Do you have to use the Clear Jel? I have severe food sensitivities especially the ingredients in the Clear Jel and try to avoid it.
Thanks!
Ok, I must have done something wrong. I followed this recipe and I ended up with 8 pints and a half pint. Was I supposed to cook it down way longer? I cooked veggies until tender, put through my food mill and then brought back to a boil and added the clear gel. How thick was it supposed to be? *sigh*
Sandie,
You need to add the clear jel to a bit of the veggie puree and boil till the clear jel is thick then add the diluted clear jel back.
I don't understand the term "condensed" in this context ... is it cooked down to remove the water thereby condensing it? Is it just thickened with the Clear Jel and if so, isn't it more of a tomato jelly?
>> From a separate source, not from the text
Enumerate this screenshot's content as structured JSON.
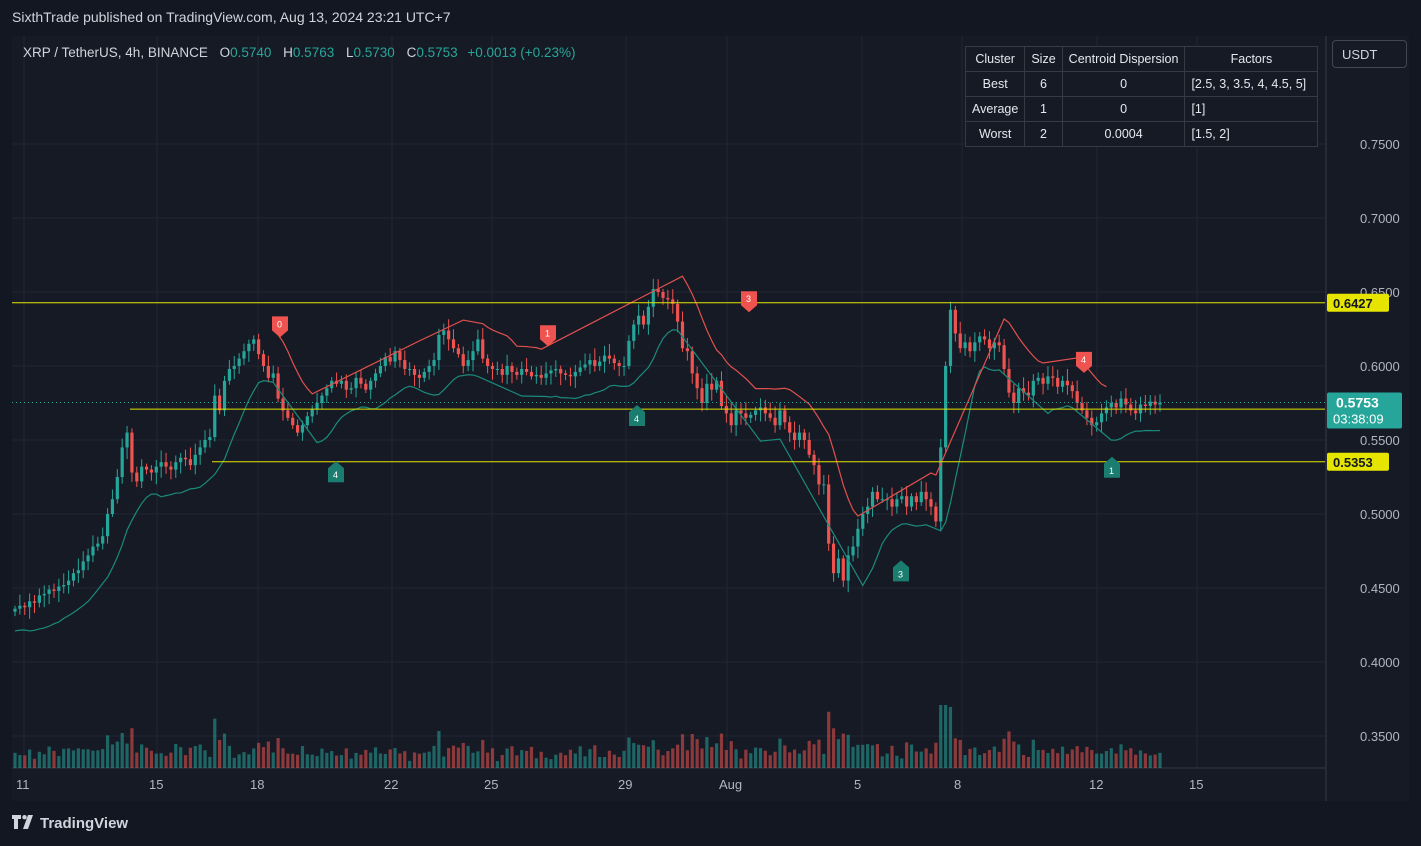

Does it get watered down when reconstituted to eat if it didn't have the water removed in the first place? I'd love to make tomato soup again, but the recipe I used for 30 years (and my mom & grandma before me!) has butter and flour as thickeners ... which we now know is "unsafe" It was the BEST tomato soup ever and I would really like to make a similar one, but I'm unsure of this Clear Jel addition. Anyone tried this and eaten it after it's been in the jar for a while? Perhaps I could can it without the Clear Jel and thicken it when using it?
can this be done in a water bath canner? I do not have a pressure cooker?
Marla this has to be in a pressure canner.. sorry!
I got 8 pints as well as a little extra. It tasted delicious! I added a couple of chili peppers to give it just a little kick. Why can't this be done in quart jars?
I ended up with 6 pints using my Amish Paste tomatoes and running it through my strainer.
It would help if lemon juice was listed in the ingredients too...I nearly missed it down there!